Dias atrás, sonhei com o juízo final. Mas não tinha nada a ver com a minha partida desta vida terrena. Havia uma fila para conversar com Jesus, entretanto não dava para vê-lo enquanto não chegasse a minha vez. E quando chegou, num pequeno quarto, estava o homem: alto, magro e de cabelo curto. Ao lado, uma criança: o demônio. Supliquei ao bom homem para acabar com os problemas do mundo. Pedi que a paz entre os povos fosse seu objetivo principal para que as guerras fizessem parte apenas dos livros de história. O demônio, vestido de uma criança inocente, proferia-me, constantemente, palavras ofensivas. Não dialogava, apenas ofendia. E Jesus o ignorava e dizia para eu fazer o mesmo.
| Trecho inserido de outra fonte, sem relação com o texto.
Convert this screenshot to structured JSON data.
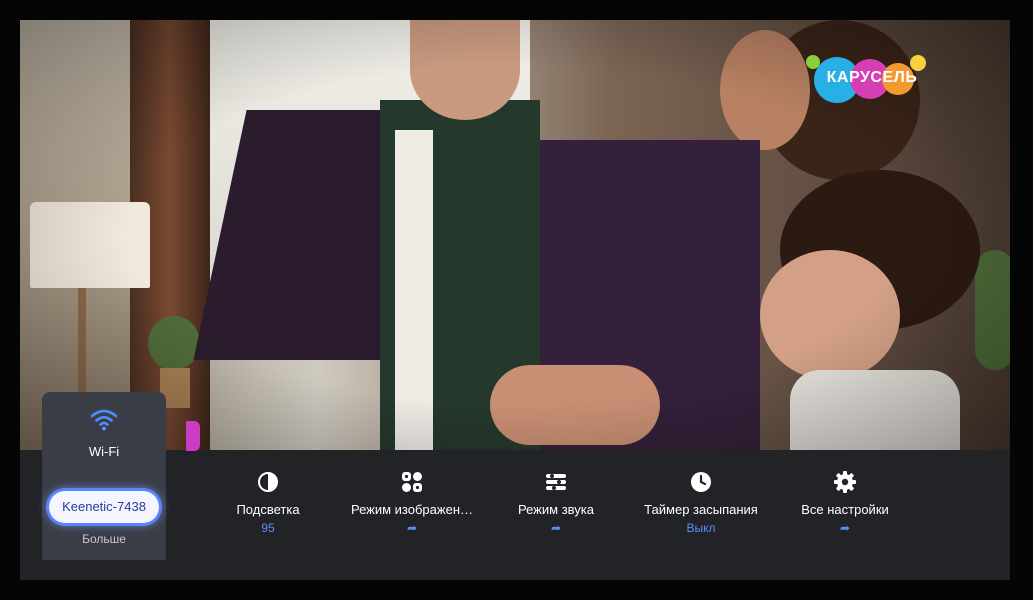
{
  "channel_logo": {
    "text": "КАРУСЕЛЬ"
  },
  "wifi": {
    "title": "Wi-Fi",
    "network": "Keenetic-7438",
    "more_label": "Больше",
    "icon": "wifi-icon"
  },
  "quick_settings": [
    {
      "label": "Подсветка",
      "value": "95",
      "icon": "brightness-icon"
    },
    {
      "label": "Режим изображен…",
      "value": "",
      "icon": "picture-mode-icon"
    },
    {
      "label": "Режим звука",
      "value": "",
      "icon": "sound-mode-icon"
    },
    {
      "label": "Таймер засыпания",
      "value": "Выкл",
      "icon": "clock-icon"
    },
    {
      "label": "Все настройки",
      "value": "",
      "icon": "gear-icon"
    }
  ],
  "colors": {
    "accent": "#5e8cff",
    "bar_bg": "#212328",
    "card_bg": "#3a3d45"
  }
}
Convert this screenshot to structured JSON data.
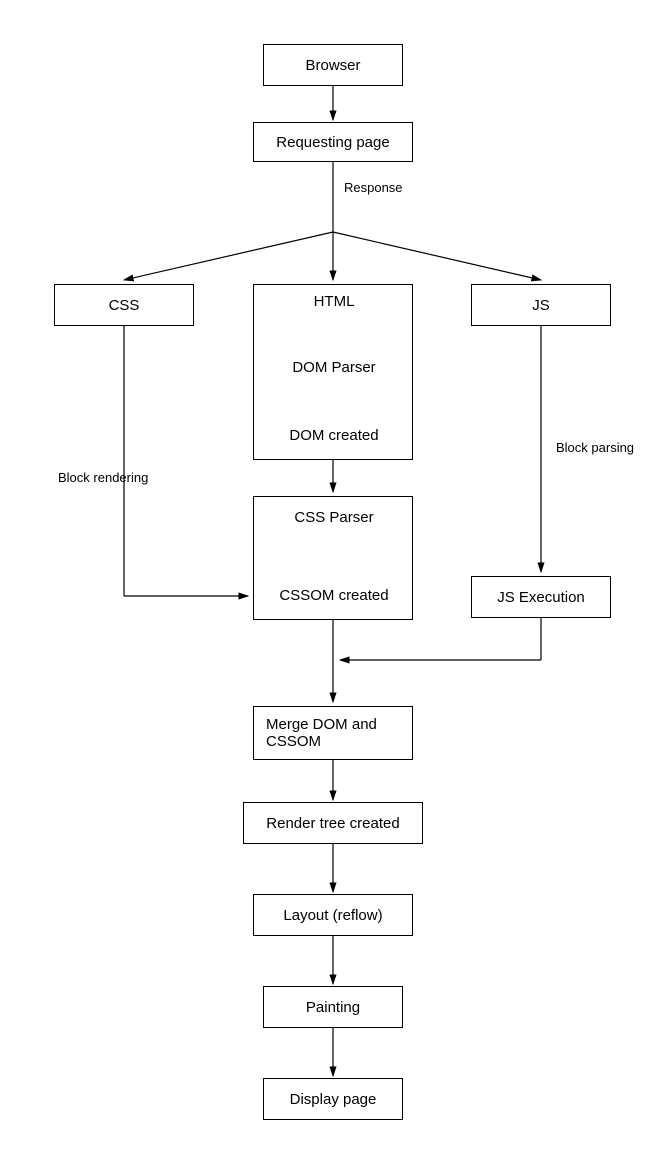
{
  "nodes": {
    "browser": "Browser",
    "requesting_page": "Requesting page",
    "css": "CSS",
    "html": "HTML",
    "dom_parser": "DOM Parser",
    "dom_created": "DOM created",
    "js": "JS",
    "css_parser": "CSS Parser",
    "cssom_created": "CSSOM created",
    "js_execution": "JS Execution",
    "merge": "Merge DOM and CSSOM",
    "render_tree": "Render tree created",
    "layout": "Layout (reflow)",
    "painting": "Painting",
    "display_page": "Display page"
  },
  "edges": {
    "response": "Response",
    "block_rendering": "Block rendering",
    "block_parsing": "Block parsing"
  }
}
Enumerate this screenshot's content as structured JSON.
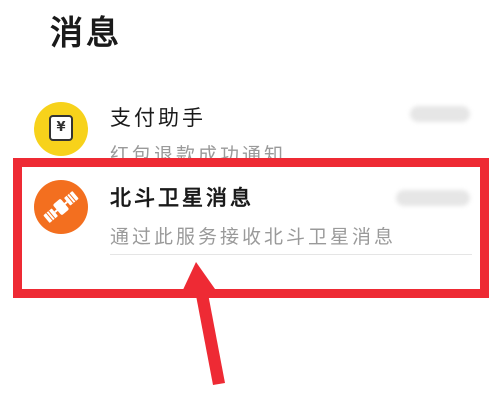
{
  "header": {
    "title": "消息"
  },
  "conversations": [
    {
      "title": "支付助手",
      "preview": "红包退款成功通知",
      "avatar_glyph": "¥",
      "avatar_color": "#f7d21b",
      "icon": "yen-wallet-icon"
    },
    {
      "title": "北斗卫星消息",
      "preview": "通过此服务接收北斗卫星消息",
      "avatar_color": "#f36f1f",
      "icon": "satellite-icon"
    }
  ],
  "annotation": {
    "highlight_color": "#ee2a34"
  }
}
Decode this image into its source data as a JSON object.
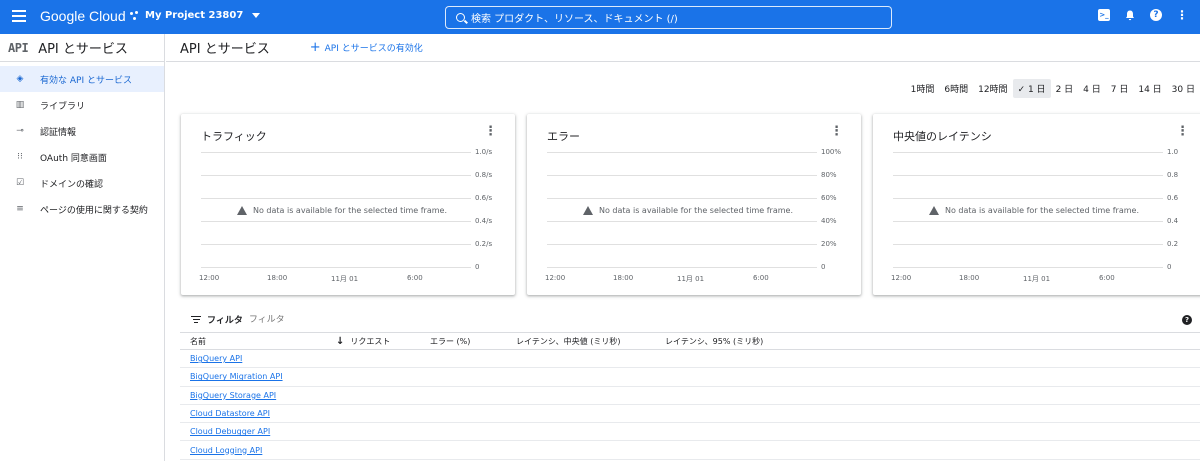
{
  "topbar": {
    "logo": "Google Cloud",
    "project": "My Project 23807",
    "search_placeholder": "検索 プロダクト、リソース、ドキュメント (/)"
  },
  "sidebar": {
    "mark": "API",
    "title": "API とサービス",
    "items": [
      {
        "label": "有効な API とサービス",
        "icon": "diamond-icon",
        "glyph": "◈"
      },
      {
        "label": "ライブラリ",
        "icon": "library-icon",
        "glyph": "▥"
      },
      {
        "label": "認証情報",
        "icon": "key-icon",
        "glyph": "⊸"
      },
      {
        "label": "OAuth 同意画面",
        "icon": "consent-icon",
        "glyph": "⁝⁝"
      },
      {
        "label": "ドメインの確認",
        "icon": "checkbox-icon",
        "glyph": "☑"
      },
      {
        "label": "ページの使用に関する契約",
        "icon": "settings-list-icon",
        "glyph": "≡"
      }
    ]
  },
  "main": {
    "title": "API とサービス",
    "enable_label": "API とサービスの有効化"
  },
  "time_range": {
    "options": [
      "1時間",
      "6時間",
      "12時間",
      "1 日",
      "2 日",
      "4 日",
      "7 日",
      "14 日",
      "30 日"
    ],
    "selected": "1 日"
  },
  "charts": [
    {
      "title": "トラフィック",
      "y_ticks": [
        "1.0/s",
        "0.8/s",
        "0.6/s",
        "0.4/s",
        "0.2/s",
        "0"
      ],
      "x_ticks": [
        "12:00",
        "18:00",
        "11月 01",
        "6:00"
      ]
    },
    {
      "title": "エラー",
      "y_ticks": [
        "100%",
        "80%",
        "60%",
        "40%",
        "20%",
        "0"
      ],
      "x_ticks": [
        "12:00",
        "18:00",
        "11月 01",
        "6:00"
      ]
    },
    {
      "title": "中央値のレイテンシ",
      "y_ticks": [
        "1.0",
        "0.8",
        "0.6",
        "0.4",
        "0.2",
        "0"
      ],
      "x_ticks": [
        "12:00",
        "18:00",
        "11月 01",
        "6:00"
      ]
    }
  ],
  "no_data_message": "No data is available for the selected time frame.",
  "table": {
    "filter_label": "フィルタ",
    "filter_placeholder": "フィルタ",
    "columns": [
      "名前",
      "リクエスト",
      "エラー (%)",
      "レイテンシ、中央値 (ミリ秒)",
      "レイテンシ、95% (ミリ秒)"
    ],
    "rows": [
      "BigQuery API",
      "BigQuery Migration API",
      "BigQuery Storage API",
      "Cloud Datastore API",
      "Cloud Debugger API",
      "Cloud Logging API"
    ]
  },
  "colors": {
    "brand": "#1a73e8",
    "active_bg": "#e8f0fe"
  }
}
No decorrer da vida, enxergarmos a bondade onde predomina a maldade e vemos a maldade onde reina a bondade. O ver não é o mesmo que o enxergar. Há muitas pessoas vestidas da pureza de uma criança para atravancar os caminhos que desejamos percorrer. Nem tudo que se vê é real. É preciso ter um olhar crítico sobre aquilo que vemos com pureza. O puro pode ser doloroso; o doloroso pode ser o puro que negamos enxergar. Carregamos estereótipos porque o vemos e não o enxergamos. O ver é preconceituoso; o enxergar é crítico.
Eu vi um Jesus fraco fisicamente, mas um ser abastado de sabedoria. Eu poderia ter entrado naquela sala e ter negado as suas palavras. Eu não o fiz porque eu o enxerguei. O demônio, mesmo estando na pele de uma criança, apenas o vi. E foi por isso que consegui uma prosa. Talvez as ofensas se deram porque não me senti seduzido pelo olhar da “pseudoinocência”.
E aquela criança, no sonho, foi levada pela alegria de um grupo de músicos que passava pelas redondezas. Trancaram-na dentro de um chocalho para que não pudesse mais atormentar aqueles que buscam o diálogo pela paz. E pude, enfim, ouvir as palavras divinas do homem que respondeu a minha pergunta: Se todo indivíduo propagasse o amor e a paz que ele tanta procura, não precisaria de um jesus para salvá-los e nem de um demônio para atormentá-los.